Negotiators from the United States and the Soviet Union have rolled up their sleeves and sat down to serious work on a draft agreement to slash strategic nuclear arsenals in half, say administration officials. But chances are still remote that such a historic pact will actually be signed by President Reagan and Soviet leader Mikhail Gorbachev, according to knowledgeable sources. Little progress, if any, has been made on key stumbling blocks. These include:
The Strategic Defense Initiative (SDI). The Soviet Union continues to link reductions in long-range strategic arms with limits on the US SDI program. Soviet negotiators have in recent weeks hinted that they would accept less stringent restrictions than those they had previously sought, but the US still says it won't accept any SDI limits.
Mobile missiles. The US wants to ban mobile intercontinental ballistic missiles (ICBMs). The Soviet Union has resisted this view and in recent months has deployed a new rail-mobile ICBM, the SS-24.
Sublimits. The two sides have not yet seriously negotiated limits for particular weapon types, such as heavy ICBMs. Although the US has pressed this issue, the Soviets have proposed only general limits in recent months.
Overall, ``there has been no change on the major issues,'' says a US official involved in the arms control process.
Meanwhile, much progress has been made toward an arms pact that would eliminate another, less militarily important type of nuclear arm: intermediate-range missiles (INF). Says a second administration official: ``My own personal view is that the Soviets think an INF pact will do it'' as far as arms treaties with President Reagan.
There has been movement in the Geneva talks on strategic arms, insofar as political posturing seems to be over and both sides have settled down to professional negotiation.
Two sets of strategic talks are ongoing. One set, the strategic arms reduction talks (START), focuses on strategic offensive arms. A second deals with space and strategic defense, and focuses on possible modifications to or extension of the 1972 Antiballistic Missile (ABM) Treaty. Soviet negotiators say a START treaty cannot be signed unless there is also agreement in the second set of talks on space.
In late July, the Soviet Union submitted draft treaties in both these talks. On strategic offensive arms, the two sides are now drawing up a joint draft treaty listing points of agreement and disagreement.
Sublimits and mobile missiles are two areas where obvious disagreement will be listed. But even if these other difficult obstacles can be eliminated, there will still be what is widely accepted as the major difference between the two nations' negotiating positions: SDI.
``You could get fundamental agreement on START but it could still be held hostage to SDI,'' said John Tower, a former Reagan administration arms negotiator and US senator from Texas, at a recent breakfast with reporters.

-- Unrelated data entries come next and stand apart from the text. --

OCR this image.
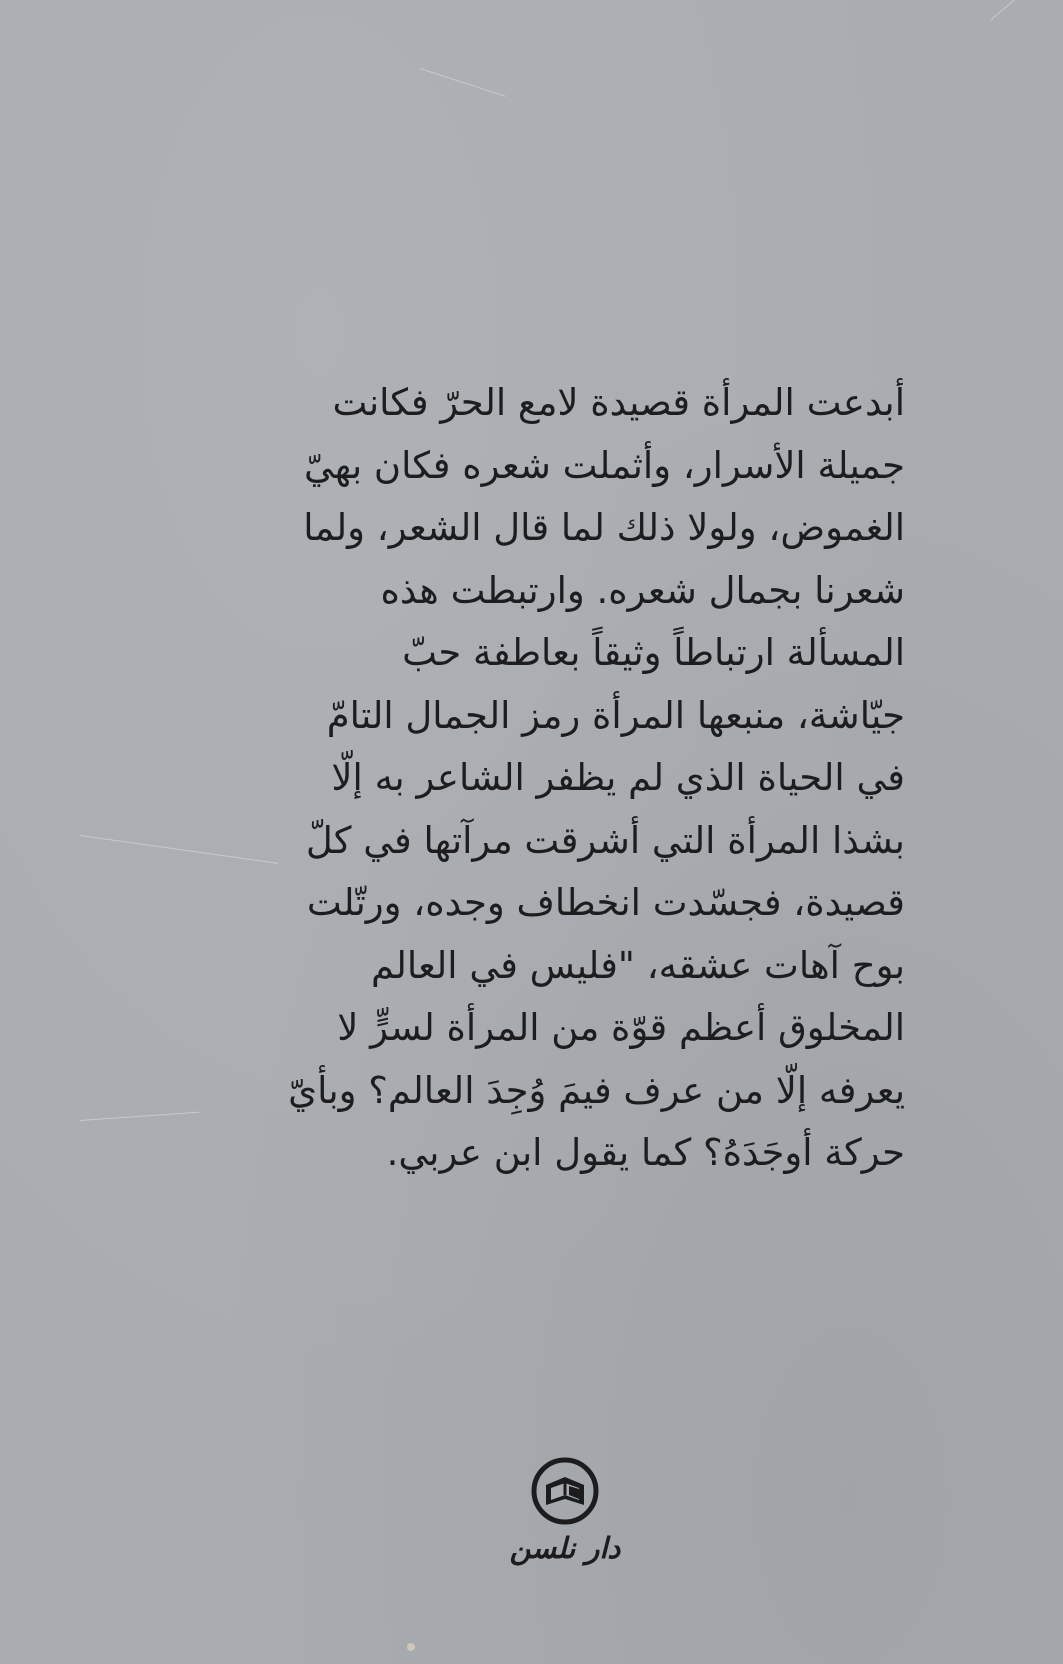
أبدعت المرأة قصيدة لامع الحرّ فكانت
جميلة الأسرار، وأثملت شعره فكان بهيّ
الغموض، ولولا ذلك لما قال الشعر، ولما
شعرنا بجمال شعره. وارتبطت هذه
المسألة ارتباطاً وثيقاً بعاطفة حبّ
جيّاشة، منبعها المرأة رمز الجمال التامّ
في الحياة الذي لم يظفر الشاعر به إلّا
بشذا المرأة التي أشرقت مرآتها في كلّ
قصيدة، فجسّدت انخطاف وجده، ورتّلت
بوح آهات عشقه، "فليس في العالم
المخلوق أعظم قوّة من المرأة لسرٍّ لا
يعرفه إلّا من عرف فيمَ وُجِدَ العالم؟ وبأيّ
حركة أوجَدَهُ؟ كما يقول ابن عربي.
دار نلسن
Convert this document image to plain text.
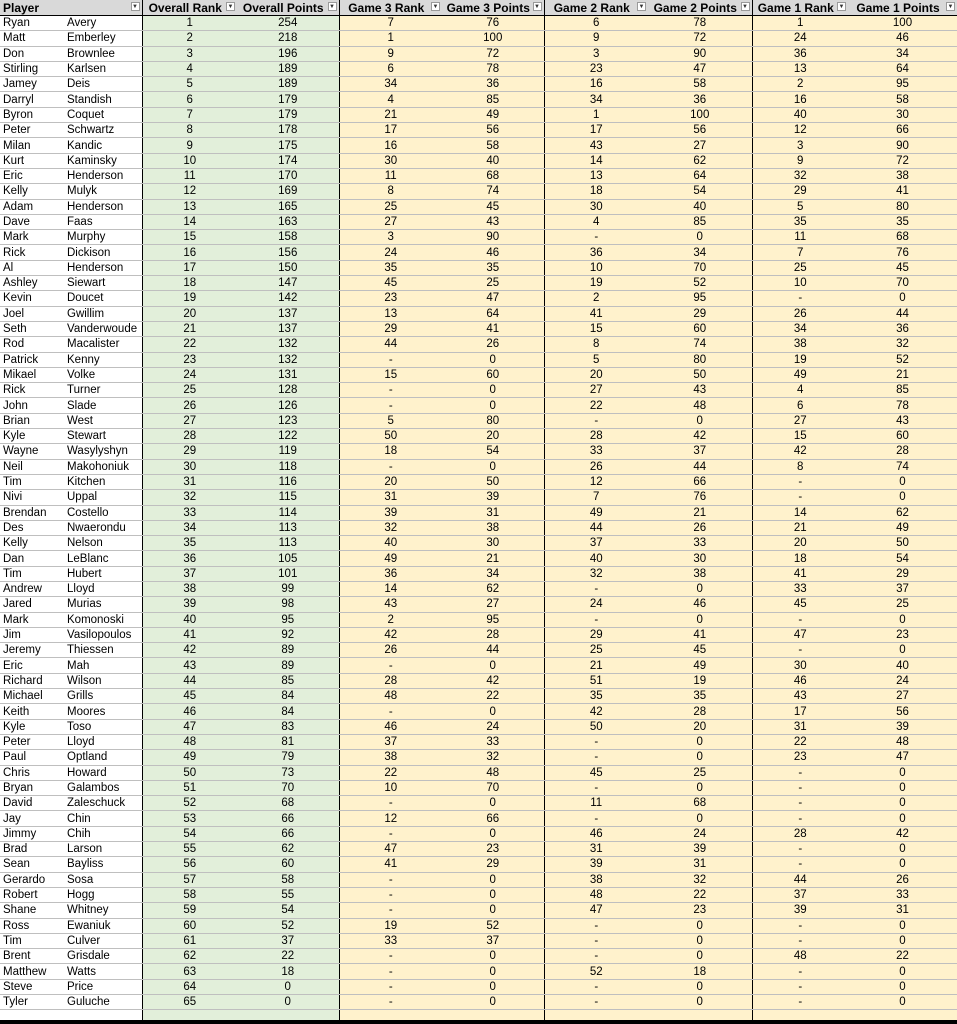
Player ▼		Overall Rank ▼	Overall Points ▼	Game 3 Rank ▼	Game 3 Points ▼	Game 2 Rank ▼	Game 2 Points ▼	Game 1 Rank ▼	Game 1 Points ▼

Ryan	Avery	1	254	7	76	6	78	1	100
Matt	Emberley	2	218	1	100	9	72	24	46
Don	Brownlee	3	196	9	72	3	90	36	34
Stirling	Karlsen	4	189	6	78	23	47	13	64
Jamey	Deis	5	189	34	36	16	58	2	95
Darryl	Standish	6	179	4	85	34	36	16	58
Byron	Coquet	7	179	21	49	1	100	40	30
Peter	Schwartz	8	178	17	56	17	56	12	66
Milan	Kandic	9	175	16	58	43	27	3	90
Kurt	Kaminsky	10	174	30	40	14	62	9	72
Eric	Henderson	11	170	11	68	13	64	32	38
Kelly	Mulyk	12	169	8	74	18	54	29	41
Adam	Henderson	13	165	25	45	30	40	5	80
Dave	Faas	14	163	27	43	4	85	35	35
Mark	Murphy	15	158	3	90	-	0	11	68
Rick	Dickison	16	156	24	46	36	34	7	76
Al	Henderson	17	150	35	35	10	70	25	45
Ashley	Siewart	18	147	45	25	19	52	10	70
Kevin	Doucet	19	142	23	47	2	95	-	0
Joel	Gwillim	20	137	13	64	41	29	26	44
Seth	Vanderwoude	21	137	29	41	15	60	34	36
Rod	Macalister	22	132	44	26	8	74	38	32
Patrick	Kenny	23	132	-	0	5	80	19	52
Mikael	Volke	24	131	15	60	20	50	49	21
Rick	Turner	25	128	-	0	27	43	4	85
John	Slade	26	126	-	0	22	48	6	78
Brian	West	27	123	5	80	-	0	27	43
Kyle	Stewart	28	122	50	20	28	42	15	60
Wayne	Wasylyshyn	29	119	18	54	33	37	42	28
Neil	Makohoniuk	30	118	-	0	26	44	8	74
Tim	Kitchen	31	116	20	50	12	66	-	0
Nivi	Uppal	32	115	31	39	7	76	-	0
Brendan	Costello	33	114	39	31	49	21	14	62
Des	Nwaerondu	34	113	32	38	44	26	21	49
Kelly	Nelson	35	113	40	30	37	33	20	50
Dan	LeBlanc	36	105	49	21	40	30	18	54
Tim	Hubert	37	101	36	34	32	38	41	29
Andrew	Lloyd	38	99	14	62	-	0	33	37
Jared	Murias	39	98	43	27	24	46	45	25
Mark	Komonoski	40	95	2	95	-	0	-	0
Jim	Vasilopoulos	41	92	42	28	29	41	47	23
Jeremy	Thiessen	42	89	26	44	25	45	-	0
Eric	Mah	43	89	-	0	21	49	30	40
Richard	Wilson	44	85	28	42	51	19	46	24
Michael	Grills	45	84	48	22	35	35	43	27
Keith	Moores	46	84	-	0	42	28	17	56
Kyle	Toso	47	83	46	24	50	20	31	39
Peter	Lloyd	48	81	37	33	-	0	22	48
Paul	Optland	49	79	38	32	-	0	23	47
Chris	Howard	50	73	22	48	45	25	-	0
Bryan	Galambos	51	70	10	70	-	0	-	0
David	Zaleschuck	52	68	-	0	11	68	-	0
Jay	Chin	53	66	12	66	-	0	-	0
Jimmy	Chih	54	66	-	0	46	24	28	42
Brad	Larson	55	62	47	23	31	39	-	0
Sean	Bayliss	56	60	41	29	39	31	-	0
Gerardo	Sosa	57	58	-	0	38	32	44	26
Robert	Hogg	58	55	-	0	48	22	37	33
Shane	Whitney	59	54	-	0	47	23	39	31
Ross	Ewaniuk	60	52	19	52	-	0	-	0
Tim	Culver	61	37	33	37	-	0	-	0
Brent	Grisdale	62	22	-	0	-	0	48	22
Matthew	Watts	63	18	-	0	52	18	-	0
Steve	Price	64	0	-	0	-	0	-	0
Tyler	Guluche	65	0	-	0	-	0	-	0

US officials say there are hints that the Soviets have some flexibility in their position in the space defense talks. Soviet negotiators have called for limiting SDI to laboratory tests. But they appear willing to accept a fairly loose definition of laboratory, to include tests run outside on the ground. US officials claim this restriction would still gut SDI.
A number of administration sources say they do not interpret Soviet treaty language as giving up on the past Soviet demand that it have a veto over deployment of SDI in any strategic agreement.
The question of whether to give a little on space defense is a divisive one in the administration, officials admit. Paul Nitze, chief arms control adviser to the State Department, has hinted publicly that he believes limits on SDI testing in exchange for large cuts in strategic arms could be a good deal.
But the real power centers in setting administration arms control policy - the National Security Council and the Defense Department - have shown no signs of giving in on their stance that SDI is absolutely not up for negotiation, a number of Washington analysts say.